The committee, composed of Philip Goldstein, Van Pearlberg and Jim King, voted 3-0 to lift the ban during Monday’s committee meeting.
C.W. Edwards of East Cobb owns three acres off Delk Road near Interstate 75 which houses a liquor store called Elite Package Store. The store, which opened in 1982, was located in the county at the time. A drive-through window was installed in 1986, Edwards said.
In 1993, the city convinced Edwards to be annexed from the county so that that it would be contiguous with the bordering property.
But in July 2010, Marietta Police said the store was in violation of the city’s ban on selling liquor through the window.
City Manager Bill Bruton said police discovered the violation during a training exercise.
The Council had a lengthy debate on the topic in July 2010 when storeowner Jigish Patel asked to be able to continue selling liquor through his drive-through window just as he always had.
King asked at the time what the difference was between parking and entering the store as opposed to driving through to purchase liquor.

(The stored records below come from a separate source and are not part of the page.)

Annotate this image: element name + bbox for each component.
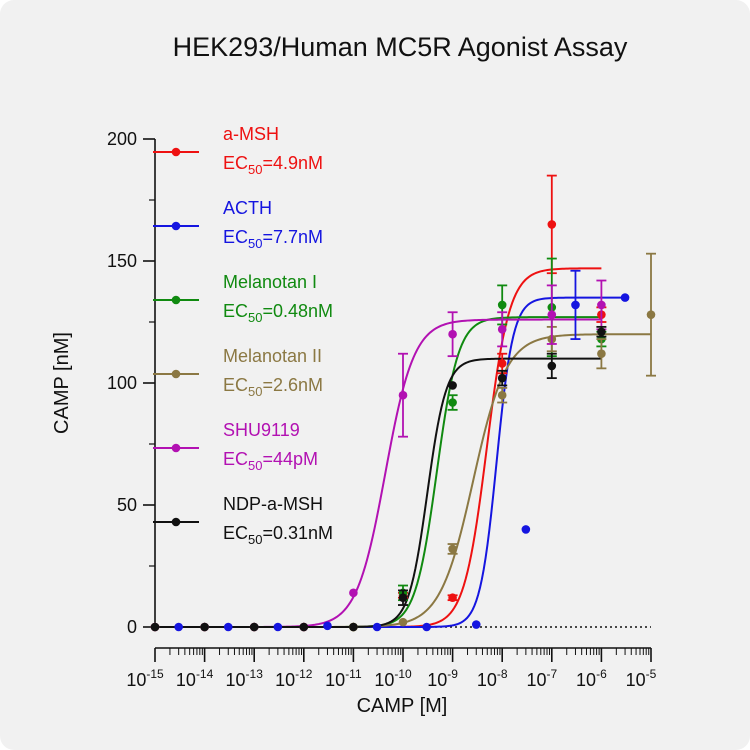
data-point-acth bbox=[273, 622, 283, 632]
legend-marker bbox=[171, 369, 181, 379]
legend-entry-ndp-a-msh: NDP-a-MSH EC50=0.31nM bbox=[153, 494, 333, 547]
data-point-shu9119 bbox=[547, 310, 557, 319]
legend-entry-melanotan-i: Melanotan I EC50=0.48nM bbox=[153, 272, 333, 325]
data-point-acth bbox=[323, 621, 332, 631]
data-point-melanotan-i bbox=[448, 398, 457, 407]
legend-name: ACTH bbox=[223, 198, 272, 218]
x-tick-label: 10-15 bbox=[126, 667, 164, 690]
legend-entry-a-msh: a-MSH EC50=4.9nM bbox=[153, 124, 323, 177]
data-point-melanotan-ii bbox=[398, 617, 408, 627]
data-point-ndp-a-msh bbox=[448, 381, 457, 390]
legend-marker bbox=[171, 517, 181, 527]
y-tick-label: 0 bbox=[127, 617, 137, 637]
data-point-acth bbox=[422, 622, 431, 632]
legend-entry-shu9119: SHU9119 EC50=44pM bbox=[153, 420, 318, 473]
legend-ec50: EC50=4.9nM bbox=[223, 153, 323, 177]
data-point-melanotan-ii bbox=[597, 349, 606, 359]
y-axis-label: CAMP [nM] bbox=[51, 332, 73, 434]
legend-ec50: EC50=2.6nM bbox=[223, 375, 323, 399]
data-point-melanotan-ii bbox=[497, 390, 507, 400]
data-point-ndp-a-msh bbox=[249, 622, 259, 632]
legend-name: Melanotan I bbox=[223, 272, 317, 292]
legend-marker bbox=[171, 295, 181, 305]
legend-marker bbox=[171, 221, 181, 231]
data-point-a-msh bbox=[547, 220, 557, 229]
data-point-shu9119 bbox=[448, 329, 457, 339]
x-tick-label: 10-9 bbox=[427, 667, 458, 690]
legend-ec50: EC50=7.7nM bbox=[223, 227, 323, 251]
data-point-shu9119 bbox=[497, 325, 507, 334]
legend-name: a-MSH bbox=[223, 124, 279, 144]
x-axis-label: CAMP [M] bbox=[357, 695, 448, 717]
y-tick-label: 200 bbox=[107, 129, 137, 149]
fit-curve-ndp-a-msh bbox=[155, 357, 602, 628]
fit-curve-a-msh bbox=[155, 267, 602, 628]
data-points bbox=[150, 174, 656, 632]
legend-entry-acth: ACTH EC50=7.7nM bbox=[153, 198, 323, 251]
legend-name: NDP-a-MSH bbox=[223, 494, 323, 514]
data-point-shu9119 bbox=[349, 588, 358, 598]
data-point-ndp-a-msh bbox=[547, 361, 557, 371]
x-tick-label: 10-7 bbox=[526, 667, 557, 690]
data-point-ndp-a-msh bbox=[299, 622, 309, 632]
legend-name: SHU9119 bbox=[223, 420, 300, 440]
data-point-a-msh bbox=[448, 593, 457, 603]
fit-curves bbox=[155, 267, 651, 628]
legend-entry-melanotan-ii: Melanotan II EC50=2.6nM bbox=[153, 346, 323, 399]
y-tick-label: 100 bbox=[107, 373, 137, 393]
data-point-shu9119 bbox=[398, 390, 408, 400]
x-tick-label: 10-14 bbox=[176, 667, 214, 690]
x-tick-label: 10-5 bbox=[626, 667, 657, 690]
data-point-ndp-a-msh bbox=[398, 593, 408, 603]
x-tick-label: 10-11 bbox=[325, 667, 362, 690]
y-tick-label: 150 bbox=[107, 251, 137, 271]
x-tick-label: 10-8 bbox=[477, 667, 508, 690]
legend-ec50: EC50=44pM bbox=[223, 449, 318, 473]
legend-marker bbox=[171, 147, 181, 157]
x-tick-label: 10-12 bbox=[275, 667, 313, 690]
data-point-acth bbox=[471, 620, 481, 629]
data-point-acth bbox=[223, 622, 233, 632]
fit-curve-melanotan-i bbox=[155, 316, 602, 628]
data-point-a-msh bbox=[497, 359, 507, 368]
data-point-acth bbox=[372, 622, 382, 632]
x-tick-label: 10-6 bbox=[576, 667, 607, 690]
legend: a-MSH EC50=4.9nM ACTH EC50=7.7nM Melanotan I… bbox=[153, 124, 333, 547]
data-point-shu9119 bbox=[597, 300, 606, 310]
y-tick-label: 50 bbox=[117, 495, 137, 515]
data-point-ndp-a-msh bbox=[150, 622, 160, 632]
data-point-ndp-a-msh bbox=[200, 622, 209, 632]
data-point-melanotan-i bbox=[497, 300, 507, 310]
data-point-ndp-a-msh bbox=[597, 327, 606, 337]
data-point-acth bbox=[521, 525, 531, 534]
fit-curve-shu9119 bbox=[155, 318, 602, 628]
data-point-acth bbox=[174, 622, 183, 632]
legend-name: Melanotan II bbox=[223, 346, 322, 366]
legend-marker bbox=[171, 443, 181, 453]
data-point-ndp-a-msh bbox=[349, 622, 358, 632]
data-point-acth bbox=[571, 300, 580, 310]
x-tick-label: 10-10 bbox=[374, 667, 412, 690]
legend-ec50: EC50=0.48nM bbox=[223, 301, 333, 325]
x-tick-label: 10-13 bbox=[226, 667, 264, 690]
legend-ec50: EC50=0.31nM bbox=[223, 523, 333, 547]
chart-title: HEK293/Human MC5R Agonist Assay bbox=[173, 32, 628, 62]
data-point-melanotan-ii bbox=[646, 310, 656, 319]
data-point-ndp-a-msh bbox=[497, 373, 507, 383]
axes: 0 50 100 150 200 10-15 10-14 10-13 10-12 10-11 10-… bbox=[107, 129, 657, 690]
data-point-melanotan-ii bbox=[448, 544, 457, 554]
data-point-acth bbox=[620, 293, 630, 302]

Councilman Johnny Sinclair said at the time a storeowner could more easily see if someone was intoxicated if they walked in.
“At least they’d have to get out and walk in and let them get a good look at them in a lighted store,” he said.
Yet Councilwoman Annette Lewis pointed out that beer and wine could be sold through the drive-through.
Still, Mayor Steve Tumlin at the time said he was opposed to lifting the ban.
“I think the speed, the ease, the alcohol content between 6 or 7 percent and 10 or 12 to liquor, there’s a significant difference,” Tumlin said in 2010.
Bruton said there are several ways in which to de-annex property. One is to have the city and county agree to the exchange. The other is for the state legislature to do it. This latter option is the route Edwards sought this year, asking state Rep. Sharon Cooper (R-east Cobb) to write a bill that would allow his property to be moved back into the county, which permits drive-through liquor sales. Cooper agreed to file the bill, but Tumlin asked her to let the City Council consider the matter first out of courtesy, a request she agreed to do.
Standing before the Council on Monday night, Edwards said he would agree to remain in the city and not pursue de-annexation if the city allowed his package store to resume drive-through liquor sales.
Since being prohibited from selling liquor by the drive-through window, Patel’s business was down 10 to 16 percent since customers simply decided to shop in the county, he said.
King said it makes sense to lift the ban so that the city and county had the same policy on the matter.
Goldstein polled each of the six council members and none objected to revising the ordinance this time around.
Tumlin said after the meeting he would not veto the ordinance change. The fact that Marietta voters earlier this month approved Sunday alcohol sales helped change his mind, Tumlin said.
“The Bible Belt seems to have dropped so low that this doesn’t offend it as much,” Tumlin said.
The City Council is set to vote on the ordinance change on April 11.